Lawrence's part in the Sinai/Palestine campaign - in particular the Arab Revolt against their Turkish overlords, which took place from 1917 to 1918 - is well known. His guerrilla campaigns behind enemy lines and, in particular, his capture of Aqaba are the stuff of legend.
But with peace came the inevitable betrayal of the Arab nations that Lawrence loved and, disenchanted by British Imperial designs, he left the Middle East to return home.
Always a contradictory character, Lawrence resigned his commission in the army and withdrew from the limelight that, thanks largely to the articles of American journalist Lowell Thomas, now surrounded him.
In an effort to escape the fame or, as he sometimes saw it, his notoriety he enlisted in the RAF as aircraftsman John Hume Ross.
At first Lawrence was rejected by the RAF recruiting officer, WE Johns, the creator of the Biggles stories, who thought that there was something rather "fishy" about his application.
Lawrence returned later in the day with a letter signed by someone in high authority, ordering Johns to enrol Mr Ross.
After a few years, when Lawrence's deception leaked out to the press, he resigned from the RAF. He then enrolled in the Tank Corps as TE Shaw, a role and name he retained until shortly before his death.
In some respects, the desire for anonymity was both understandable and laudable. And yet, while he was seemingly desiring only peace and quiet, TE Lawrence was also courting fame and popularity.
His 1922 book Seven Pillars Of Wisdom cemented his place - and his version of events in the desert - in popular culture and imagination.
He was the one romantic figure in a war that had been bloody and unimpressive. No wonder people took his story to their hearts.
Handlebars
Over the next 10 years Lawrence became increasingly friendly with literary personalities including Thomas Hardy and Henry Williamson, and saw himself as a writer rather than a warrior.
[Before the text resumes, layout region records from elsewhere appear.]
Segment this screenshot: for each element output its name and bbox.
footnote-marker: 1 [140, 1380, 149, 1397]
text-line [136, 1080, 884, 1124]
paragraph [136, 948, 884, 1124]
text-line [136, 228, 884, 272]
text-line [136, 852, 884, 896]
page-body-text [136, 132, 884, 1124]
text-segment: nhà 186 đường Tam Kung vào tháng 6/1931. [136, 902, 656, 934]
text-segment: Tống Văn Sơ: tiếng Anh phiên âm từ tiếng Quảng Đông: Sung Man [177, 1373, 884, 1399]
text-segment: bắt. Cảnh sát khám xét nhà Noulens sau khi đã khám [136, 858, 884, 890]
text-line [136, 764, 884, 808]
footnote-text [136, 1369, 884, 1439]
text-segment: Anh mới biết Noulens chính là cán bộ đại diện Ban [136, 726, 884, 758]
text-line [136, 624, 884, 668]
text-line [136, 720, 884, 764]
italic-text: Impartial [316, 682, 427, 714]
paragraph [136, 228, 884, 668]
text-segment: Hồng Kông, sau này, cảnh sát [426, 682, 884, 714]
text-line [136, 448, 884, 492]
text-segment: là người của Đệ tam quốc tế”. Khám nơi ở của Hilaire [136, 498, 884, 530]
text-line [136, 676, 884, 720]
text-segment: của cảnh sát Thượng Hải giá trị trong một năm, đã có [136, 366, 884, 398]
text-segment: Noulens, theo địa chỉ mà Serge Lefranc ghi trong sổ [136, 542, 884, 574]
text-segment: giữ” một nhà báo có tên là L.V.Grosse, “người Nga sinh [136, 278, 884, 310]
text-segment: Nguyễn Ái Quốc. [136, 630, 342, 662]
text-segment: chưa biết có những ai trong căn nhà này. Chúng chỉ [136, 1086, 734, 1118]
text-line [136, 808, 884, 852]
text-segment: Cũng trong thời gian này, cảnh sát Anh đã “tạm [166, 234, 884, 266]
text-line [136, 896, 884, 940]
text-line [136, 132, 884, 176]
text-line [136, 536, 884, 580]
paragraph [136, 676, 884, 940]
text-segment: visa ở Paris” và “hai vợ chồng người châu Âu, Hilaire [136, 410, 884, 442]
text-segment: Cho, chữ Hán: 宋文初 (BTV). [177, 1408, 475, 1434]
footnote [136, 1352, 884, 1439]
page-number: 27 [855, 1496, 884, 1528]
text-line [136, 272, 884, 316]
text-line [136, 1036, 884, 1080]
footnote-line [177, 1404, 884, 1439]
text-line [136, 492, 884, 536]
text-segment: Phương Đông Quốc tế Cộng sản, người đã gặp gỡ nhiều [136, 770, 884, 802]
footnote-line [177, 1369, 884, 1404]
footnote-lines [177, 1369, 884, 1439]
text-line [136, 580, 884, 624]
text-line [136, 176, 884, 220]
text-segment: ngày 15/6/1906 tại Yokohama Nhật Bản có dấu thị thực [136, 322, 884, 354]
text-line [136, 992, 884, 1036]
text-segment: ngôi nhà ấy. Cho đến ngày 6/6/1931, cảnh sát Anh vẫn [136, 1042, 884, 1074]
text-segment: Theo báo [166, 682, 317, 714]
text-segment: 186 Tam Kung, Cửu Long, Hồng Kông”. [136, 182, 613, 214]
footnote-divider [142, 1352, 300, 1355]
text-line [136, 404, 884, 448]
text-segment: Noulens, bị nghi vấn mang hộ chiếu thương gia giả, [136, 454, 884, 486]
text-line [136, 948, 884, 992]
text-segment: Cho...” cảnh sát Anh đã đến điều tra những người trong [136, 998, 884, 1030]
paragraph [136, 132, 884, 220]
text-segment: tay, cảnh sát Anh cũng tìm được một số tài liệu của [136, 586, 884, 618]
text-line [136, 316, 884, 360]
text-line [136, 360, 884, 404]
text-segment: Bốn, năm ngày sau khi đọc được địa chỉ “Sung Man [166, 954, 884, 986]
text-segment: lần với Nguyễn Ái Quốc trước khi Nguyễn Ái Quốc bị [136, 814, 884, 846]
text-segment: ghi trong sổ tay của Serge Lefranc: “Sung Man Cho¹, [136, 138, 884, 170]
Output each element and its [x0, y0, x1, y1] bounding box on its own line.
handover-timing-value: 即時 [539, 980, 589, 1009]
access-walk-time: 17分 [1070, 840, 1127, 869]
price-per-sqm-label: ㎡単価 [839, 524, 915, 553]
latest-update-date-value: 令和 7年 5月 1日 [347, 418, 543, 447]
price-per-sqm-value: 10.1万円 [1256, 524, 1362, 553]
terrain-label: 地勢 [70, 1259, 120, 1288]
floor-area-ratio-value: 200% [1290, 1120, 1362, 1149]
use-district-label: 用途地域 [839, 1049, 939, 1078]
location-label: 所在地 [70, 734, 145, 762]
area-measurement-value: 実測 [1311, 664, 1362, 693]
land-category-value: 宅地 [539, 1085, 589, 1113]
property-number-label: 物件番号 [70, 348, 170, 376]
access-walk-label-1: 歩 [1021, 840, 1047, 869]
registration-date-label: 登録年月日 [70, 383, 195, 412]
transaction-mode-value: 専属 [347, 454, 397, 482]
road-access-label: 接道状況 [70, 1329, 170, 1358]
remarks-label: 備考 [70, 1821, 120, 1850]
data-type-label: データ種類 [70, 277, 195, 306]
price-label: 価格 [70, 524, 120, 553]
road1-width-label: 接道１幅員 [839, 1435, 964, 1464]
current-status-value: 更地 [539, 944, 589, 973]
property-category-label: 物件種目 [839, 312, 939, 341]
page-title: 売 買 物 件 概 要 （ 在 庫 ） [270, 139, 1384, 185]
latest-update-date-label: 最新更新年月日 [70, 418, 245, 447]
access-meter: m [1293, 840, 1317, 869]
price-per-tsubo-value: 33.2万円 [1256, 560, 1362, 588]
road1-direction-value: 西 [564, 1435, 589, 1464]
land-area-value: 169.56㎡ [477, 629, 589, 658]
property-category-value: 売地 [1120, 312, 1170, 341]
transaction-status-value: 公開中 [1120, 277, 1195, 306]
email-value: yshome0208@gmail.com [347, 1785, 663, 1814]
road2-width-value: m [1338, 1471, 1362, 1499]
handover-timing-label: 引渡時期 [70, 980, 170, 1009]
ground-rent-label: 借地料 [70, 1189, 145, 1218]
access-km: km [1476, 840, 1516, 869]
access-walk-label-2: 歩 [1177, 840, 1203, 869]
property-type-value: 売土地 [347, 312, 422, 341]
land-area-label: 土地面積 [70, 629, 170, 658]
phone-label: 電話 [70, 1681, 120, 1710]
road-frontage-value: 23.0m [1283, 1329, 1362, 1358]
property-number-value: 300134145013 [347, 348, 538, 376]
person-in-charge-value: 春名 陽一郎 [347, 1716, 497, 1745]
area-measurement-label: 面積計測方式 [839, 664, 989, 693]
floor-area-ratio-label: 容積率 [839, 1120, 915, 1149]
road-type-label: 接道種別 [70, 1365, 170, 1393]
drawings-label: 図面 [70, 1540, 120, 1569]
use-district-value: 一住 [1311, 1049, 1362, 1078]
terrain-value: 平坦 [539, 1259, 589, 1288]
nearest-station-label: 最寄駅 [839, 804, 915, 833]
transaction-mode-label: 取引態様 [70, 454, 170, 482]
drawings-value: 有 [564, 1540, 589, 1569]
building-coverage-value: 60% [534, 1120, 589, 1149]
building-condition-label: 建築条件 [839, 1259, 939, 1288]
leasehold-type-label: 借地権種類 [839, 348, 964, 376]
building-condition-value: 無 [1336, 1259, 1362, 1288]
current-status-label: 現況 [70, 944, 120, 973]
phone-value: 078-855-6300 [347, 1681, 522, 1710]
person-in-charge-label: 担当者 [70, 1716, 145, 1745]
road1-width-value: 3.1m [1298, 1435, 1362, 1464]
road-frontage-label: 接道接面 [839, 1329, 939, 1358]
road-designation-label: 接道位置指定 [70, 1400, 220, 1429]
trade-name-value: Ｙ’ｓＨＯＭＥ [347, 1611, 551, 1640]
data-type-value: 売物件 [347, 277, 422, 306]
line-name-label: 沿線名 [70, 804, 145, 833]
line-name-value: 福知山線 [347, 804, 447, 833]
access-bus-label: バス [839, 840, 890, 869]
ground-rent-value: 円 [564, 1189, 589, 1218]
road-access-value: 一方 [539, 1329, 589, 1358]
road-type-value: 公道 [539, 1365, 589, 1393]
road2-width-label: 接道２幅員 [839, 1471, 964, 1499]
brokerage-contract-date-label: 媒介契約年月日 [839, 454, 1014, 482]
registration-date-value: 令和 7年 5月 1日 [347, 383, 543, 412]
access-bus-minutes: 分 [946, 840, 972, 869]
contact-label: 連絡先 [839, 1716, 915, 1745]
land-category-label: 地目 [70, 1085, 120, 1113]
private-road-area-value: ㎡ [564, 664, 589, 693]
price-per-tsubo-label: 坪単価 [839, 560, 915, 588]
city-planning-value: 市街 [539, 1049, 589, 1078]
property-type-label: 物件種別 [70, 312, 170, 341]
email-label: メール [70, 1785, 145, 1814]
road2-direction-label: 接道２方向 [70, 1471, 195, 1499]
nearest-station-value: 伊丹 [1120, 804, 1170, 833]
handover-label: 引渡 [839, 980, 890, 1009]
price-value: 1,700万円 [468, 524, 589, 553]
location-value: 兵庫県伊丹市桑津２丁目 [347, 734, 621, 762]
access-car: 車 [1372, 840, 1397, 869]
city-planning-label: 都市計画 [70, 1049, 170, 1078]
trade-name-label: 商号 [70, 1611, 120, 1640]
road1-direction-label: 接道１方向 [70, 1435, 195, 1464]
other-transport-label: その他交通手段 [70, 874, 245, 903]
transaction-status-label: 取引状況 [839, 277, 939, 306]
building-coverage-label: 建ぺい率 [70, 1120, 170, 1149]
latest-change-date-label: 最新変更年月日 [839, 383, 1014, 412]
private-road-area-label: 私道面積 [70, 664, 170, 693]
He wrote nearly 6,000 letters during these years and also produced another book, The Mint, about his time in the RAF.
Lawrence was killed in 1935, having been involved in an accident when, riding his motorbike to post a number of letters, he suddenly came across two boys on push bikes in a dip in the road.
He swerved to avoid them and was thrown over his handlebars onto the road. He died a few days later, on 19 May 1935, having never recovered consciousness.
The house at Tremadog where TE Lawrence was born remains intact, and now functions as a hostel. The connections with Lawrence are tenuous but strong enough to ensure that he is not forgotten in Wales.
Lawrence had led an adventurous and fascinating career. A truly romantic figure, he once summed up his attitude to life when he wrote what could well have been his obituary:
"All men dream: but not equally ... the dreamers of the day are dangerous men for they may act on their dreams, to make them possible. This I did."